A few years ago, BBC Earth highlighted a memory test performed by a Chimpanzee named Ayumu. The Chimp displayed traits of machine learning (ML) when it was shown the numbers 1 to 9 in a randomized order on a screen and able to correctly remember the sequence when the numbers disappeared almost 90% of the time. This test is significant, because the human subject only identified the correct number order once. So does this mean that we’ll never be able to compete with AI? Yes, that is correct. However, we don’t need to compete with AI. Something to be reminded of in this scenario with the Chimpanzee is that the Chimp had to take time to learn how the sequence of numbers work from 1 to 9. So if the numbers are exchanged for letters A-Z, the Chimp would need more time and training, whereas human subjects could instantly adapt.
If you watch the video, you’ll notice that the Chimp is getting a reward every time he chooses the right sequence in the machine.
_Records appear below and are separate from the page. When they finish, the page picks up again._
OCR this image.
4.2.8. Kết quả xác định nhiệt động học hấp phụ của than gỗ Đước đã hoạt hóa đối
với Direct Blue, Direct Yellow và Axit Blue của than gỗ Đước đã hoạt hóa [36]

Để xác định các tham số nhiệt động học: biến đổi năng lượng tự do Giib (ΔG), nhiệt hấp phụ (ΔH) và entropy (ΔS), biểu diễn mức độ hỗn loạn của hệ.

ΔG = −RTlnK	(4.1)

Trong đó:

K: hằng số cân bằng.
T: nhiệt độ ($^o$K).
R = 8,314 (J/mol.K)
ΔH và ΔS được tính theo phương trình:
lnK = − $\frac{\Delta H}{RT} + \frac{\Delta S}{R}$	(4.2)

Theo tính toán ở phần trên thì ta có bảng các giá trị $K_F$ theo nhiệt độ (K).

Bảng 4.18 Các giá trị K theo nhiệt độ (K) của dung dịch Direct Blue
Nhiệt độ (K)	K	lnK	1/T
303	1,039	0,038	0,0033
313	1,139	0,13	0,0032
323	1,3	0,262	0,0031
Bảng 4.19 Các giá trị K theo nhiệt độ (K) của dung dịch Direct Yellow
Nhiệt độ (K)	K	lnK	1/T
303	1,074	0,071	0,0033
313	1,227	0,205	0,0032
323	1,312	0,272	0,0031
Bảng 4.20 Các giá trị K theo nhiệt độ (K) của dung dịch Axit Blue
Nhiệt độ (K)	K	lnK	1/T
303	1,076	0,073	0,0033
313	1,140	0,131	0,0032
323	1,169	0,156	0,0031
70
That is called reinforcement learning (RL). It’s a computational technique of ML where the machine is rewarded for picking the correct answer among the options given to it. Examples include Google’s DeepMind learning an Atari video game and AlphaGo AI beating the world’s best human Go player, which I have covered in my vlogs.
Reinforcement Learning Allows AI to Play Games
Recent advances in ML provide the ability for AI agents to interact with sensory inputs such as vision and speech which provides a large range of applications for RL. If you think about Atari, it has several games such as Breakout, Space Invader, and Seaquest. Each of these games have a unique way to play the game. Deep RL from DeepMind played these games by itself multiple times to learn how to play the game. For example, Space Invaders is a fixed shooter in which the player controls a laser cannon by moving it horizontally across the bottom of the screen and firing at descending aliens. Aliens can move in all directions. When DeepMind was asked to play this game, it was just pointed to 2 areas of the screen: the area which calculates scores and the area which shows the game was lost. From there, Deep RL played the game and reinforced the points going up. In a short time, it mastered the game and was able to play the game with creative techniques on its own.
Similar to Atari, Alpha Go adapted to moves by playing multiple times and constantly rewarded when it did the right move. In fact, when Alpha Go Zero was released, it learned Go and Chess by itself by playing and reinforcing against its predecessor, Alpha Go in a matter of 3 days. Alpha Go Zero, after 3 days of training, beat Alpha Go in a 100 straight games with creative moves that the human counterparts never thought of.
RL Agent and Environments
RL has an agent and an environment. Agent is what you build using your codebase and the environment is the situation at which you run RL. In addition, RL has 2 kinds of environments and learning: episodic learning and continuous learning. Episodic learning is where the computation has a start and an end versus a continuous state doesn’t have an end and continues until force stopped. In episodic learning, the reward will be assessed and analyzed by the end of every episode and will be improved upon next time when the episode is run. However, in continuous learning the reward will be assessed and continuous improvement will be performed in the RL models.
Reinforcement Learning Complications
In order to identify the use case and take appropriate action, RL needs large volumes of labelled training datasets. In addition, the quality of datasets provided for labeling should be good to avoid any biases. The difference between an algorithm such as supervised learning (SL) is that the performance of SL can be tracked during the evaluation, training, and validation using datasets. However, given the automated nature of RL, it is tough to track progress.